One of the first things you will realize about Forbidden Fruit is that it is among the least pretentious novels you will have ever read. This is not meant as a slight against what some might erroneously consider loftier fiction – rather, it is meant to convey that Gazemba’s novel is the epitome of “down to earth”. It deals with the human condition, not in some overtly existential or cosmological sense, but by showing the daily lives of a community that must work directly for its subsistence and which engages with the very real stressors drawing it in every conceivable direction. The text is immediately and powerfully relatable to anyone who has had to really work for a living, not only in the trials and rewards of such a life but especially with regards to what effect this has on human relationships. This is the real meat of the novel’s perspective on the human condition. It embraces the idea that we are inherently social creatures (regardless of our level of introversion) and explores the concept that our lives are a struggle between the desires of the self and the bonds of community. To be sure, the novel does not suggest that the two things are always or inherently opposed, but as separate entities they can and will inevitably find moments of opposition.

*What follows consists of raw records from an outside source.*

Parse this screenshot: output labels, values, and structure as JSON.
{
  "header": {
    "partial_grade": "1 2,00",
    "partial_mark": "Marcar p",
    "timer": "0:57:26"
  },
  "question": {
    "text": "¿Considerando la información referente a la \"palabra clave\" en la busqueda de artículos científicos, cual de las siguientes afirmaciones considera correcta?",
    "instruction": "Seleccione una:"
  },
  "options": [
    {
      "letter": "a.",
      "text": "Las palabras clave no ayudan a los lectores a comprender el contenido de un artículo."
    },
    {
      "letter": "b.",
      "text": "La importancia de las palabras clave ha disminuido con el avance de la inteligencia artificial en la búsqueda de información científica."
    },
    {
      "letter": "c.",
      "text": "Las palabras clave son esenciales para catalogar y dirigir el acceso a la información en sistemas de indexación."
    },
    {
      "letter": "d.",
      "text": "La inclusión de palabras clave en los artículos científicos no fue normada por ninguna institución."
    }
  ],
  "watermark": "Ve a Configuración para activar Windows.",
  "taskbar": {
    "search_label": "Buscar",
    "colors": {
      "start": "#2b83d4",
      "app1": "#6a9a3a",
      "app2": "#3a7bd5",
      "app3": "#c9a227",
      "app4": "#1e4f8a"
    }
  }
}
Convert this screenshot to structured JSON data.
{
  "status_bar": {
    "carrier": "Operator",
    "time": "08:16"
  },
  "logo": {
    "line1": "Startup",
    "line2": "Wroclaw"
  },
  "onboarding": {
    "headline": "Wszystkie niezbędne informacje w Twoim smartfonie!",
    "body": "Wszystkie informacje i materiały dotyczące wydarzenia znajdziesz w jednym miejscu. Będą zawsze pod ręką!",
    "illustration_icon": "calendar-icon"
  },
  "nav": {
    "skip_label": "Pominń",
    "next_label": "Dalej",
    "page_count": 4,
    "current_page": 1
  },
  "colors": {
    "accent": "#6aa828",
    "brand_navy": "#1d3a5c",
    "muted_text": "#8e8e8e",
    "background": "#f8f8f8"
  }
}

The examples of this are plentiful: a poor and loyal husband and father presented with the opportunity for an affair with a beautiful and wealthy woman; a mother and wife dealing with the inherent and unfair instability of a patriarchal culture; a boy forced to deal with the harsher realities of the adult world; a woman who married out of an earnest and intense love realizing that she is no longer the object of her husband’s focus; a sloppy bachelor with aspirations of true romantic connections but a streak of independence and pride holding him back. Gazemba travels freely between these characters and more, not binding the story to any one mind but making sure that each is fleshed out and present to experience the consequences, good or bad, of life in this village. The very structure of the text reflects the relationship between the individual and the community, showing the former as very much a part of the latter, and the latter only defined by the collective of the former. It actually takes some getting used to if you are familiar with texts designed to be hyperfocused and constrained to the mind of a single protagonist. An argument can be made that Ombima is the central character of Forbidden Fruit, but the actions and thoughts of almost every other character are as impactful as his own.
If this tackling of the human condition can be thought of as immersion on a character level, then Forbidden Fruit has no shortage of immersion on a more traditional level. Quite simply, this is one of the more vivid and rich depictions of a setting for a novel that I have ever encountered. If you will forgive the Ameri-Anglo centrism I was educated in, I am reminded of Fenimore Cooper or Tolkein in the attention given to beautiful vistas, but without the moments of getting lost that can appear in works like Last of the Mohicans or Fellowship of the Ring. The feel of the wet mud, the smell of banana trees, even the impact of a hoe on earth too dry to till are all completely engrossing. This is no less true of what would be considered the more unpleasant sensations: the tearing of barbed wire on skin, the sound of gasping for air, the air inside a contentious hospital waiting room. Though polite about it, Gazemba is insistent that his reader be there, in the moment, with their senses occupied and their ability to avoid empathy compromised. The world in which the community and the individual live is no less a part of that relationship, equally shaped by and shaping its participants.
Forbidden Fruit is a truly quality novel that has, for all of its grounded nature, an inexhaustible wealth of ideas to address. Are you a Marxist looking for the class struggle? Present. Are you a Feminist looking for how woman resist the contradictions and subtler oppressions of patriarchy? Present. Are you a reader in the United States who is in need of greater exposure to literature from a different culture that feels both familiar and decidedly new? Present. Or are you looking for a novel that you can sit down with, read, and truly and totally experience? This is the book for you.
Forbidden Fruit will be available June 2017 through The Mantle, and is available now for pre-sale.